Friday, March 21, 2008

An Epiphany

I am two weeks into boot camp and loving it. I love the feel of new muscles budding out of places ne'er seen before. I love the fun and inclusion of working out. I love that I do this without kids, talking to adults and sculpting my body in the process.

I especially love that I can now do TWO military push ups instead of ONE a week ago.

What I have discovered on this journey through a change in nutrition and food journaling is that my body does not like dairy. I took it out of my diet one week before boot camp began, and started to see the difference then. No bloating, no nasal congestion, no fatigue and really full feeling after eating. No trips to the bathroom - so to speak..... So I began to listen to my body once again, and what I heard it saying was .....cut out the cheese please.

So I am a modified lactose intolerant chick now. I still eat cottage cheese, but only two times a week, and never two days in a row. I also have plain, unflavoured yogurt with fresh berries and homemade granola. Other than that, I really try hard to not eat it. My body, and tummy love me for it.

I used to think that I was cross- contaminated, or "glutened" as some say when really it was dairy. I used to doubt my ability to eat truly gluten free when I felt sick after, when it was dairy. I used to think my body was self-sabotaging when it was really dairy. Take dairy out of the equation, change nothing else, and BINGO it was dairy as the culprit all along.

So now I am a gluten-free, dairy-free girl!

Wednesday, March 19, 2008

Lemon Poppy Seed Muffins




I got adventurous and made some new muffins. Roger is taking them to work, and I need something quick and easy to eat now that I am bootcamp. They were wonderful - moist, lemony, they did not taste gluten free at all!

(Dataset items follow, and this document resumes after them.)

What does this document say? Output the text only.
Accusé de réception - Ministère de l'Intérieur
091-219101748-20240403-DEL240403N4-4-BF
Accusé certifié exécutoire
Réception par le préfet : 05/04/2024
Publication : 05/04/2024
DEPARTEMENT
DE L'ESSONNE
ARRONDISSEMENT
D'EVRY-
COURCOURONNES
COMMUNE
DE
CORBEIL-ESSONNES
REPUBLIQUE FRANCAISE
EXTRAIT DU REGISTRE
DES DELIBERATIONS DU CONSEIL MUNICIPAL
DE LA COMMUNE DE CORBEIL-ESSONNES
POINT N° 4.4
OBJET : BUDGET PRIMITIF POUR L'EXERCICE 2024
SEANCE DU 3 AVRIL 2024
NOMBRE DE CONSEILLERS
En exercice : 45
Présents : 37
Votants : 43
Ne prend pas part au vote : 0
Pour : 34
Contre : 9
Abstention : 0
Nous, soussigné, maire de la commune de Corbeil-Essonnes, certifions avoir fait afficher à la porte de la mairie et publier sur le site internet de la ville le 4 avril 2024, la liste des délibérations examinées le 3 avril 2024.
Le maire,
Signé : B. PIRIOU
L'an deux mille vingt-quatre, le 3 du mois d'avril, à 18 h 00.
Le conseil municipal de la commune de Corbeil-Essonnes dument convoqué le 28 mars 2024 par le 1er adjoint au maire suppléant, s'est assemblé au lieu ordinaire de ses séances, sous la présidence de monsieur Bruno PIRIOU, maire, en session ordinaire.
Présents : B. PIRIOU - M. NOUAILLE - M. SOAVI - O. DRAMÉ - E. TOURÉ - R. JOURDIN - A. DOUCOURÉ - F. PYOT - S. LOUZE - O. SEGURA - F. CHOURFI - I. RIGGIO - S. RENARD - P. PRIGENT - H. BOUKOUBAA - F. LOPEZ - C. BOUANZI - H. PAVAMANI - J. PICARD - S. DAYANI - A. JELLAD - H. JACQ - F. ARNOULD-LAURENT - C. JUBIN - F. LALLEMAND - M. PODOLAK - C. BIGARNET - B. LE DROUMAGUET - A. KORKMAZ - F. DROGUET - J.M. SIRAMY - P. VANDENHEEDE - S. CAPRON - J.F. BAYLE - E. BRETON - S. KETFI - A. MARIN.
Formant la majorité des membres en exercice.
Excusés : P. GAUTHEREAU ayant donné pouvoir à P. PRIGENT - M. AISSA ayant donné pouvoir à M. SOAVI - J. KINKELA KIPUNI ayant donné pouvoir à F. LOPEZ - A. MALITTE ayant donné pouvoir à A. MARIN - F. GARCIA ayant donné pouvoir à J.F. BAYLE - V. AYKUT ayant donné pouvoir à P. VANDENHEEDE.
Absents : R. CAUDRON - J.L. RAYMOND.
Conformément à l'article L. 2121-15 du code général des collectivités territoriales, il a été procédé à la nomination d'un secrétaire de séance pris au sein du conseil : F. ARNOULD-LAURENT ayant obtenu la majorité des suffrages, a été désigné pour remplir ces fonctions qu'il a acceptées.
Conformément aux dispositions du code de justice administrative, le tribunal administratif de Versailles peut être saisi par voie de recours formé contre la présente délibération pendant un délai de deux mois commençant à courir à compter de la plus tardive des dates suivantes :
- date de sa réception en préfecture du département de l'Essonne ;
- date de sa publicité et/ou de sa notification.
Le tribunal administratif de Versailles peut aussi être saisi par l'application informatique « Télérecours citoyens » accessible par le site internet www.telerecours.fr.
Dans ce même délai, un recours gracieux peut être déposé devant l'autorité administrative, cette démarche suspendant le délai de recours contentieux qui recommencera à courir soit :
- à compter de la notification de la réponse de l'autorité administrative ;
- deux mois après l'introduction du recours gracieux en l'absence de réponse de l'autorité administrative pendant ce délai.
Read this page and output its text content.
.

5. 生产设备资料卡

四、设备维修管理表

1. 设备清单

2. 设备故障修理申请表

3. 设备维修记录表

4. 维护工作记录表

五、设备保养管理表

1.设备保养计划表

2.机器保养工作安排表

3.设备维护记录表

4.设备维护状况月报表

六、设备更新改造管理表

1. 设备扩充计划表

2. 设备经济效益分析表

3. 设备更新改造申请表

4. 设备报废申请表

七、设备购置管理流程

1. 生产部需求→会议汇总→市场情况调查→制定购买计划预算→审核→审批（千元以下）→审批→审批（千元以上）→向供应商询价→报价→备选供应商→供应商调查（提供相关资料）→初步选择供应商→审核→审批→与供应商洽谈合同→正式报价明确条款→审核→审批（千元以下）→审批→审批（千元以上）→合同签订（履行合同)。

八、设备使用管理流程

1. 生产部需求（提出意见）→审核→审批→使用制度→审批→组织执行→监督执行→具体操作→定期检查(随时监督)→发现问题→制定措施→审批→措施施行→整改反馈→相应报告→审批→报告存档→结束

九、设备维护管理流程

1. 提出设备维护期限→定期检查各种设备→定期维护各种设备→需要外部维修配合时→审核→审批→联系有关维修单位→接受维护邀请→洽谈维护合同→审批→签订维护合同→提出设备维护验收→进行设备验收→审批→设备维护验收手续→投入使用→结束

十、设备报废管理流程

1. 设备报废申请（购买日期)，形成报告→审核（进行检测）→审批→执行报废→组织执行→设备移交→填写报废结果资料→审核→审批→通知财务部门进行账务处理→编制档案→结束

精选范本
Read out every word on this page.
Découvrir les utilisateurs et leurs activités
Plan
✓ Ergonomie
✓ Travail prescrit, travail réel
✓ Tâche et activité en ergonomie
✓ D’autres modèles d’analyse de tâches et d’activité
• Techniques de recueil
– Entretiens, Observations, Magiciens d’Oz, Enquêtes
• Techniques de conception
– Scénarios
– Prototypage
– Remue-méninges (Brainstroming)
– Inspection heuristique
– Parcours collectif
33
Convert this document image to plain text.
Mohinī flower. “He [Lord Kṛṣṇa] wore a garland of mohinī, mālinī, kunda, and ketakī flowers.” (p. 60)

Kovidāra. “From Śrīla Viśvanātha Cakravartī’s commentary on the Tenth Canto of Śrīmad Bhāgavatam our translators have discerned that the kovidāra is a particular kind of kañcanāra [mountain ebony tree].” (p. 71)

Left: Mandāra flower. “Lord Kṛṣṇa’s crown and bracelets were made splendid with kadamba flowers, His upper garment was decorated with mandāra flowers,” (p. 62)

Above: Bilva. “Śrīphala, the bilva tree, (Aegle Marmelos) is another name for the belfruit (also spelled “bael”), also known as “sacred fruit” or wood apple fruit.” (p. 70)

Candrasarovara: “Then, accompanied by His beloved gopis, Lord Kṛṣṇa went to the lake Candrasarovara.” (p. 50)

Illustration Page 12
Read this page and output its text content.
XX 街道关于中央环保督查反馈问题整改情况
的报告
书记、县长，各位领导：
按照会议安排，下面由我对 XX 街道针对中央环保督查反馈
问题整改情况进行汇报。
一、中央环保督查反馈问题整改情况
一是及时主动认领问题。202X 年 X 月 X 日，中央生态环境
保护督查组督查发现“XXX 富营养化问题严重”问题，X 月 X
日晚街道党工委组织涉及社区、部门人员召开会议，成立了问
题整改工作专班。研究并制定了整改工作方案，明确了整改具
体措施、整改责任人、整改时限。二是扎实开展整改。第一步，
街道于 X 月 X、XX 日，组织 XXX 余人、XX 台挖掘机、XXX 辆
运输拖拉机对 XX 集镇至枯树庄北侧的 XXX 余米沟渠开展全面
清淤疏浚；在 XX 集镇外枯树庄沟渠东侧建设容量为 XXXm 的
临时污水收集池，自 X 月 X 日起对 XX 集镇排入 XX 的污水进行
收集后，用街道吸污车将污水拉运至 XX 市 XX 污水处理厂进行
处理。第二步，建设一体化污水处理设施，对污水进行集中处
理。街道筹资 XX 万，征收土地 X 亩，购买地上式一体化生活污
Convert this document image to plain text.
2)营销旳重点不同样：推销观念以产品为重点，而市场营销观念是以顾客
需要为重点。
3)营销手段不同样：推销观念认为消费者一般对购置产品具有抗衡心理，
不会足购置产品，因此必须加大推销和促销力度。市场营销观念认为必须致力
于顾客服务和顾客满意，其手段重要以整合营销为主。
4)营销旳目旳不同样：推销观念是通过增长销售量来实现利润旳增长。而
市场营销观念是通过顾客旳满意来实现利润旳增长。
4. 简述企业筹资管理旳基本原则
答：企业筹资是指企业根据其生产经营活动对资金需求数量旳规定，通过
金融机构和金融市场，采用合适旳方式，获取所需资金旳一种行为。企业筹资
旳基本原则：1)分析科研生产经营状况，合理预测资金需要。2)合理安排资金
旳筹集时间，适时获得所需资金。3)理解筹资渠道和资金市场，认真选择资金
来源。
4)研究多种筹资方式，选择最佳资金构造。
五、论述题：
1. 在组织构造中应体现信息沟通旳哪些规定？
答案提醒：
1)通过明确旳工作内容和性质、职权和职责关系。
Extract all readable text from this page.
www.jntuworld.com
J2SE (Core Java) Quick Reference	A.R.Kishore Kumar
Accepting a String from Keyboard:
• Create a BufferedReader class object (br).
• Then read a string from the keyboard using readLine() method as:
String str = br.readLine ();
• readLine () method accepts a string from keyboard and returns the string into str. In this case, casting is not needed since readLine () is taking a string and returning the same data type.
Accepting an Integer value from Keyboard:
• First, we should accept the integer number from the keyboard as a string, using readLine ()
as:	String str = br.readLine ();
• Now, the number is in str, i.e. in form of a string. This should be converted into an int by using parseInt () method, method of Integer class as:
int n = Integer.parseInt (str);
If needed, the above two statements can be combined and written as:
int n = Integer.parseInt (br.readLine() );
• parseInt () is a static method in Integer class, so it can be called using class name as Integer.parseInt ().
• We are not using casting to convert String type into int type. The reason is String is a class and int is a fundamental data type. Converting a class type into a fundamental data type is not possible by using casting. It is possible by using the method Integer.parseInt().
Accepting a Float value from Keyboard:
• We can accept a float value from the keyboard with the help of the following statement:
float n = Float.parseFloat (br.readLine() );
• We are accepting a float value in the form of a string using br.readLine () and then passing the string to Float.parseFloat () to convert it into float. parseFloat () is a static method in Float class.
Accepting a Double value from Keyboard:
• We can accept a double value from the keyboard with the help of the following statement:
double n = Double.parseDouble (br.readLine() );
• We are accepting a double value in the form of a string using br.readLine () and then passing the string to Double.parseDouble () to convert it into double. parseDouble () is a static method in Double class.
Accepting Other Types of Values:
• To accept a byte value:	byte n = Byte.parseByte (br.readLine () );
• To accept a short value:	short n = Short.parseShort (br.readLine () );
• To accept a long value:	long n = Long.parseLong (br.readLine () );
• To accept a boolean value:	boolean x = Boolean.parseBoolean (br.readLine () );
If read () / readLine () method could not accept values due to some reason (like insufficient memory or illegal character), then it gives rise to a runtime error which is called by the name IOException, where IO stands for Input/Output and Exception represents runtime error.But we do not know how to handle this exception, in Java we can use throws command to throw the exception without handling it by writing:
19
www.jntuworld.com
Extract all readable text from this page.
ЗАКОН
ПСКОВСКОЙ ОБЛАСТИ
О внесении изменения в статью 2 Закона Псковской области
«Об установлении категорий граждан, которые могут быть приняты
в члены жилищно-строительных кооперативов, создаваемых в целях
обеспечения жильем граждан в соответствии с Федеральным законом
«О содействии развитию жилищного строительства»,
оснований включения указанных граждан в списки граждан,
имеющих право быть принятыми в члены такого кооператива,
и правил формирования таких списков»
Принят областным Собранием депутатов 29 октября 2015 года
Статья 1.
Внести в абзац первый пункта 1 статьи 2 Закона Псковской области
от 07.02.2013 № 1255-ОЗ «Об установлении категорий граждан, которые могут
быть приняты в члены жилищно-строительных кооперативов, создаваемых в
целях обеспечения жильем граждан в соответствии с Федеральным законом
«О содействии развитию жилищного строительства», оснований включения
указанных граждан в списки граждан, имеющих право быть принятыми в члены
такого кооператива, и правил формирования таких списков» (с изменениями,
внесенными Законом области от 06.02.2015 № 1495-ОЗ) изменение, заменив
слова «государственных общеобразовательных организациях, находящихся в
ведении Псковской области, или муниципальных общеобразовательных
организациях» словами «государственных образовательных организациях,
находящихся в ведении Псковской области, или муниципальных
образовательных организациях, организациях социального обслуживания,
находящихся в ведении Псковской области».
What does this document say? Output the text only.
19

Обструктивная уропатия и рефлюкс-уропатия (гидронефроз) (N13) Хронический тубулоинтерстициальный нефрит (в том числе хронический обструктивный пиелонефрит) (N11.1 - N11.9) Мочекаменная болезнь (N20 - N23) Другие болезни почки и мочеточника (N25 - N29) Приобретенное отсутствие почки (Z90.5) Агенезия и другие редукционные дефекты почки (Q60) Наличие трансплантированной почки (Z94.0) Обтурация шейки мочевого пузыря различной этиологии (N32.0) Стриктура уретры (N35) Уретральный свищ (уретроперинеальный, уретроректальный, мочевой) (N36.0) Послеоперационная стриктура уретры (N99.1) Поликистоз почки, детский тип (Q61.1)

**for the flour I used Carole's quick mix (sorghum flour, potato flour and tapioca starch) but you could use any gluten free flour that you like.


LEMON POPPY SEED MUFFINS
1 1/2 c. sugar
1/2 c. powdered milk
3 eggs
1 c. oil
3 c. gluten free flour
1 1/2 tsp. salt
1 1/2 tsp. baking powder
1 tsp xanthan gum
1 1/2 tbsp. poppy seeds
1 1/2 tsp. lemon extract
1 1/2 tsp. melted butter
1 1/2 tsp. vanilla
Grated lemon peel from 2 lemons

Cream together sugar, powdered milk, eggs and oil. Add flour, salt and baking powder alternately to creamed mixture with 1 1/2 cups milk. Add remaining ingredients. Beat 1 to 2 minutes. Pour into muffin pans. Bake at 350 degrees for 20 to 25 minutes.